Vanités à boire

Un peu de philo ça ne fait pas de mal… Après tout nous sommes dans une société de consommation où tout va vite, où on ne répare plus rien car de toute façon on peut tout acheter ! Mais il ne faut pas oublier les vraies valeurs de la vie et surtout que nous ne sommes pas éternels ! Le vin n’ont plus n’est pas éternel… Il pourrait même représenter la vanité !

Peinture vanités

Vanité ? Oui c’est un terme allégorique désignant ce qui est vain, futile, illusoire, fragile, éphémère et insignifiant. Autrement dit cela représente la vie humaine. Les vanités sont souvent sous forme de natures mortes. Nées à l’époque Baroque (XVIIème siècle), les vanités ont pour but de nous faire réfléchir sur la fragilité et la brièveté de la vie : ‘memento mori’ (souviens-toi que tu mourras) ! De nombreux symboles sont alors utilisés et Ingvar Bergström, un historien de l’art,  les classe en 3 catégories : 

– la vanité des biens terrestres : livres et instruments scientifiques pour la vanité du savoir ; argent, bijoux, perles, armes et couronne pour la vanité du pouvoir et des richesses ; pipes, vin,  fromage, jambon, pommes de terre, instrument de musique et jeux pour la vanité des plaisirs. 
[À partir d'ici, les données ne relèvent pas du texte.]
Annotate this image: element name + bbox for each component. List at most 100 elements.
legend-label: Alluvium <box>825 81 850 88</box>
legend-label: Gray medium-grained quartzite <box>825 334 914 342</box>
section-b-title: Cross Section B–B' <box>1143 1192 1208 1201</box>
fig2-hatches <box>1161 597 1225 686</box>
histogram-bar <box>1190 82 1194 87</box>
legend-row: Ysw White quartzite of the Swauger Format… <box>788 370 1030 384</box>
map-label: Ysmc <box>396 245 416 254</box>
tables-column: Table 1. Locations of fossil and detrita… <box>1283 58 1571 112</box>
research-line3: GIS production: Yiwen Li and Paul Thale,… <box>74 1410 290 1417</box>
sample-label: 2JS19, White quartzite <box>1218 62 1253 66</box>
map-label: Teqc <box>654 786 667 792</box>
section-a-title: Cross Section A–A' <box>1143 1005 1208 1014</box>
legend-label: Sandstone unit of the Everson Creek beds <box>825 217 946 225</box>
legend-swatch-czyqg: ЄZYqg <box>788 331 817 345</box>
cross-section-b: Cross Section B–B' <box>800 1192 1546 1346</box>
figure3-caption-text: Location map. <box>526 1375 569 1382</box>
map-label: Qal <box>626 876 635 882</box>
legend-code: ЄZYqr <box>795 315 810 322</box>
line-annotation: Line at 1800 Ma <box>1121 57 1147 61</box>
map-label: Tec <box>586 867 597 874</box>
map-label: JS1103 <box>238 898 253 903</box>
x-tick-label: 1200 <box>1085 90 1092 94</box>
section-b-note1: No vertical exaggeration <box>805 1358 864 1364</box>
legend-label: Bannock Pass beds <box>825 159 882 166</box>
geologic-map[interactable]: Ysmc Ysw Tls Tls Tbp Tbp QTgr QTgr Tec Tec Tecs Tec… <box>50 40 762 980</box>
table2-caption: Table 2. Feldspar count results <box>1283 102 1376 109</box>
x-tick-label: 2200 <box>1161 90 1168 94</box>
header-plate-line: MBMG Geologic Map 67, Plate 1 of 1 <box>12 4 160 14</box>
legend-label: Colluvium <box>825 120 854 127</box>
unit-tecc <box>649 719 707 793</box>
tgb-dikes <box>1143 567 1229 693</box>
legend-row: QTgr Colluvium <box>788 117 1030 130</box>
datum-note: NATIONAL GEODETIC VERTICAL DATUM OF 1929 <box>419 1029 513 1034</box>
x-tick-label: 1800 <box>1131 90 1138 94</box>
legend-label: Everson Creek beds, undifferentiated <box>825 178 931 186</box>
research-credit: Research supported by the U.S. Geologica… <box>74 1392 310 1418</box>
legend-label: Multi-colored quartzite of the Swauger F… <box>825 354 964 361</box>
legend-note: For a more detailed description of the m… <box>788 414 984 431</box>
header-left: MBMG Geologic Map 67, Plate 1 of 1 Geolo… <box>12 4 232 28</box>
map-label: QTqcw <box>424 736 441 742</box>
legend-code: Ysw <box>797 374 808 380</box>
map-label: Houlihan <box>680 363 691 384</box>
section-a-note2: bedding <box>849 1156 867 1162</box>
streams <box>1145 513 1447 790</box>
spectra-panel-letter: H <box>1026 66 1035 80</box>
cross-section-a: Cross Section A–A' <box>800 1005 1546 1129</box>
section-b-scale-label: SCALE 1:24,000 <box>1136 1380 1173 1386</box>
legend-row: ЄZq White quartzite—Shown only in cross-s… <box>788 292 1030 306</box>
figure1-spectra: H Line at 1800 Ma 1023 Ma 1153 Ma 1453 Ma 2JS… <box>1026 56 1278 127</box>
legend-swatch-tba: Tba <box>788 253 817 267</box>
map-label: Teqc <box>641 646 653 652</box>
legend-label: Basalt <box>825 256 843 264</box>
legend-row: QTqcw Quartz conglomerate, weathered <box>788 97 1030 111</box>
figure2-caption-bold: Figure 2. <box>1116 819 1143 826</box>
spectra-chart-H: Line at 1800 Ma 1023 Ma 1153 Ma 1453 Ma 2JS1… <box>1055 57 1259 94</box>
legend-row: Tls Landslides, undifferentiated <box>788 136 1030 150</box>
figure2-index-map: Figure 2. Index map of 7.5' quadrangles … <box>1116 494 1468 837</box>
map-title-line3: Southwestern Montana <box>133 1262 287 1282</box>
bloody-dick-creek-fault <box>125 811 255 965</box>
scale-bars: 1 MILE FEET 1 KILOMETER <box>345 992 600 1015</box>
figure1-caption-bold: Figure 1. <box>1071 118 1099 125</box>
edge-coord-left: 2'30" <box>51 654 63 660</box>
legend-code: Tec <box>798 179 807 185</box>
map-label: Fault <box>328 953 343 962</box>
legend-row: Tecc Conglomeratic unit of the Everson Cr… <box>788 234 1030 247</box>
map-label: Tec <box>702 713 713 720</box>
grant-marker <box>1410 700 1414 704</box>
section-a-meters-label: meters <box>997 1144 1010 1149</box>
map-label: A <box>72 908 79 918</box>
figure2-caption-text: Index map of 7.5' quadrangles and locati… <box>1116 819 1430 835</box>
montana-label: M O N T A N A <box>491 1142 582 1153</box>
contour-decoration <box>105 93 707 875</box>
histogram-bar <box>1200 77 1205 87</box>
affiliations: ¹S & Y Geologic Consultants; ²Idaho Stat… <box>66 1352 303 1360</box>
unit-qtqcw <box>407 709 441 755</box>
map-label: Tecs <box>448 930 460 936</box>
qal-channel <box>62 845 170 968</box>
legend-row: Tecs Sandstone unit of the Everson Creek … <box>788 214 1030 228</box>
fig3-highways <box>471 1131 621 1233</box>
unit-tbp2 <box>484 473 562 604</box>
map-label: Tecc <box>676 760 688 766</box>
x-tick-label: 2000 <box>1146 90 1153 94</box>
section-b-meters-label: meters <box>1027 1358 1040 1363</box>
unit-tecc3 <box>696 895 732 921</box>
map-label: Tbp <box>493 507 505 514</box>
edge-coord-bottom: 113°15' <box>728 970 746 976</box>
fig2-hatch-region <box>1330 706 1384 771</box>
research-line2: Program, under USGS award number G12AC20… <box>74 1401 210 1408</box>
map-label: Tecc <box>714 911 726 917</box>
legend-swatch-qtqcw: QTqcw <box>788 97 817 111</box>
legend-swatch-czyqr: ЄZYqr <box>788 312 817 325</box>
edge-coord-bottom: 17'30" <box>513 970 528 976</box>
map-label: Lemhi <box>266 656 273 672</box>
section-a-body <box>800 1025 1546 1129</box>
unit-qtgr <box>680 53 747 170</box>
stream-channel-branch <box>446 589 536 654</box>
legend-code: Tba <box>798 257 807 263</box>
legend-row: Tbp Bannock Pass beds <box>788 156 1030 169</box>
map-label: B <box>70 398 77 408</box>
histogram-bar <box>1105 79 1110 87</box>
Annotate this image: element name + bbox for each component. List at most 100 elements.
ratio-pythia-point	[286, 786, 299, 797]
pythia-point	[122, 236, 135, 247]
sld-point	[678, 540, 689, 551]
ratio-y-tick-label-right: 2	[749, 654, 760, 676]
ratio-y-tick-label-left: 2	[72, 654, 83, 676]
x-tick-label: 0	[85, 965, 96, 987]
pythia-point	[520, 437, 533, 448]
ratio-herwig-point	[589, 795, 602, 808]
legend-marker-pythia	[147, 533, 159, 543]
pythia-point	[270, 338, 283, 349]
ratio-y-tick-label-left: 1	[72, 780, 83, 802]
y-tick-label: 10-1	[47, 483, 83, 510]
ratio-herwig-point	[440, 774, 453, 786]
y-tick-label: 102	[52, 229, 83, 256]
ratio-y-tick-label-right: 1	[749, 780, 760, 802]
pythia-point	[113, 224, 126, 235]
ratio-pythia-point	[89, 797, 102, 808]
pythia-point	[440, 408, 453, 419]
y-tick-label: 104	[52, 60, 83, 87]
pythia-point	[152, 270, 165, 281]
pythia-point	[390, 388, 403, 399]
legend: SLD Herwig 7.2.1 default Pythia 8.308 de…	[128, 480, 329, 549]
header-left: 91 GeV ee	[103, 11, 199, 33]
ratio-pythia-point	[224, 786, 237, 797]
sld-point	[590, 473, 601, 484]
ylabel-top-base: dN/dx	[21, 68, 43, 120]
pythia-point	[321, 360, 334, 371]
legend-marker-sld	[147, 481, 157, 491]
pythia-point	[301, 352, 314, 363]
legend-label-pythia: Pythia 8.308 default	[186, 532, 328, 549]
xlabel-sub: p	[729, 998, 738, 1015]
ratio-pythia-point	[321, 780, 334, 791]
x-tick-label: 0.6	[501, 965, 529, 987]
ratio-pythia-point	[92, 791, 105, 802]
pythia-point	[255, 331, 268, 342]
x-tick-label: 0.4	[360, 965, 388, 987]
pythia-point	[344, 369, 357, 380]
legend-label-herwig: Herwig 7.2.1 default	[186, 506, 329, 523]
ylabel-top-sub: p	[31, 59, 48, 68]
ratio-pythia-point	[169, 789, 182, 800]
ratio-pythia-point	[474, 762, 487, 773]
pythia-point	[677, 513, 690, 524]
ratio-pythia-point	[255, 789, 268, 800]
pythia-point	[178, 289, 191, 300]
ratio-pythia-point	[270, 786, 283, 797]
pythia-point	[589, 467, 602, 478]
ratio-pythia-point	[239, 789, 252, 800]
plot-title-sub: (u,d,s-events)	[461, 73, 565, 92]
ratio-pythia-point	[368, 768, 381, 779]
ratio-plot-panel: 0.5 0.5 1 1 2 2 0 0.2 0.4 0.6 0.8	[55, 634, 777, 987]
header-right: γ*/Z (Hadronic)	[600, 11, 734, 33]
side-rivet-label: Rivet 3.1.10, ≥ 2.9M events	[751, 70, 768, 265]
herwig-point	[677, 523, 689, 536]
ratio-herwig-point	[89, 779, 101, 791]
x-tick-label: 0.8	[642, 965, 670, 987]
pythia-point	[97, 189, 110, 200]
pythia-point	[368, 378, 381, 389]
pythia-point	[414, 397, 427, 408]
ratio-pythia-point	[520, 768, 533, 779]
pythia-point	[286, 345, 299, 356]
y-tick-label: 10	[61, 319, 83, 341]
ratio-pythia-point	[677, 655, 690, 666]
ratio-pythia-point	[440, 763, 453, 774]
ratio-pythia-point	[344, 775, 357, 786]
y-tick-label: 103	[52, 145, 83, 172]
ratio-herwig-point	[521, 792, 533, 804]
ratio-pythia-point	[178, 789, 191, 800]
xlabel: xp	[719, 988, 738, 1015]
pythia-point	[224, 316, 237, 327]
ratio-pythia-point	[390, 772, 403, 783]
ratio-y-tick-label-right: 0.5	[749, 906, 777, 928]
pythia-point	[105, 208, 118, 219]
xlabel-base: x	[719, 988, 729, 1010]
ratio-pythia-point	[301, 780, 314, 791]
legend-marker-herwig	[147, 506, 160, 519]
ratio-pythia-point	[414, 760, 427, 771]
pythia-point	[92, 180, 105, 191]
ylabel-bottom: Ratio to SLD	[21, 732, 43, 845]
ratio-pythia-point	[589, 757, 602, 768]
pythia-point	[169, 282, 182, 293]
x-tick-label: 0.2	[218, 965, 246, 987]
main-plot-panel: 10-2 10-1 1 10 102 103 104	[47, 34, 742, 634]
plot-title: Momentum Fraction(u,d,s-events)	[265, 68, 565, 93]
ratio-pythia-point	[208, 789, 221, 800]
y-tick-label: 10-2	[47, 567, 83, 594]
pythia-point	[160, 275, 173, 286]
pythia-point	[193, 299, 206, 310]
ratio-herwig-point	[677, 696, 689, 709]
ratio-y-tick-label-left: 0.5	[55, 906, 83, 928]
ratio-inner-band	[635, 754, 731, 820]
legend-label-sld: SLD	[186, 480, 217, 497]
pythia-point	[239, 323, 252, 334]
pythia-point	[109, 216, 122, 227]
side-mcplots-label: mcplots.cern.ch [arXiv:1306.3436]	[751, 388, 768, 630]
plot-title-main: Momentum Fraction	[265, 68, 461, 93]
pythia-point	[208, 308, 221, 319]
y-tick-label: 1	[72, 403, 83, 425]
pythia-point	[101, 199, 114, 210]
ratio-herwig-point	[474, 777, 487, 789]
– le caractère transitoire de la vie : crâne, squelette, mesure du temps, montres et sablier, bougies et lampes à huile éteintes, fleurs fanées.

– symbole de résurrection et de la vie éternelle : épis de blé, couronne de lauriers et écus de chêne.

Il y a donc bien le vin comme vanité… Mais quel vin représente le mieux le côté éphémère de la vie ? Focus sur deux vins que je pense être parfait pour l’occasion ! 

« Vanité des vanités, tout est vanité » Salomon

Vanités terrestres, la perle et la jeunesse

Le vin comme vanité… Mais lequel ? Ou plutôt lesquels ? Et oui, je vous en ai sélectionné deux… Il faut dire que le philosophe français Michel Onfray m’a bien ouvert les yeux grâce à deux de ses ouvrages : La raison gourmandeet Les formes du temps – La théorie du Sauternes. Donc je vous propose comme vanités à boire : le Champagne et le Sauternes ! Mais pourquoi ? 

Le Champagne ! Né au XVI ème siècle, ce breuvage sera un véritable succès à la cour du Roi Soleil ! Inventé par Dom Pérignon, le Champagne est synonyme de fête et respire parfaitement la période baroque… C’est une étrange poésie de bulles légères, dansantes, libres et éphémères ! D’ailleurs, ‘Barroco’ – baroque – signifie une perle avec une rodondité non parfaite. Toujours dans la rondeur ! Ce breuvage va inspirer bon nombre de peintres baroques qui croient en ‘l’homo bulla’ : l’homme est comme une bulle. L’existence ne dure pas plus qu’une bulle, c’est une effervescence. Pschitt… Mais plus que les bulles de Champagne ou les bulles d’air, les perles sont véritablement la représentation que l’on retrouve plus communément dans les tableaux. Vermeer est le maestro en la matière : la jeune fille au turban, la joueuse d’épinette, la jeune femme assoupie… Vermeer peint des bulles de sérénité dans des mondes bruyants. Et chacune de ses modèles a une perle… Un rappel de la vanité de l’existence ! Bref le Champagne c’est la bulle, la perle, c’est la vanité de la vie entre pouvoir et plaisir ! Le Champagne comme fête, comme produit de luxe aujourd’hui… A réfléchir à chaque fois que l’on boit une coupette ! 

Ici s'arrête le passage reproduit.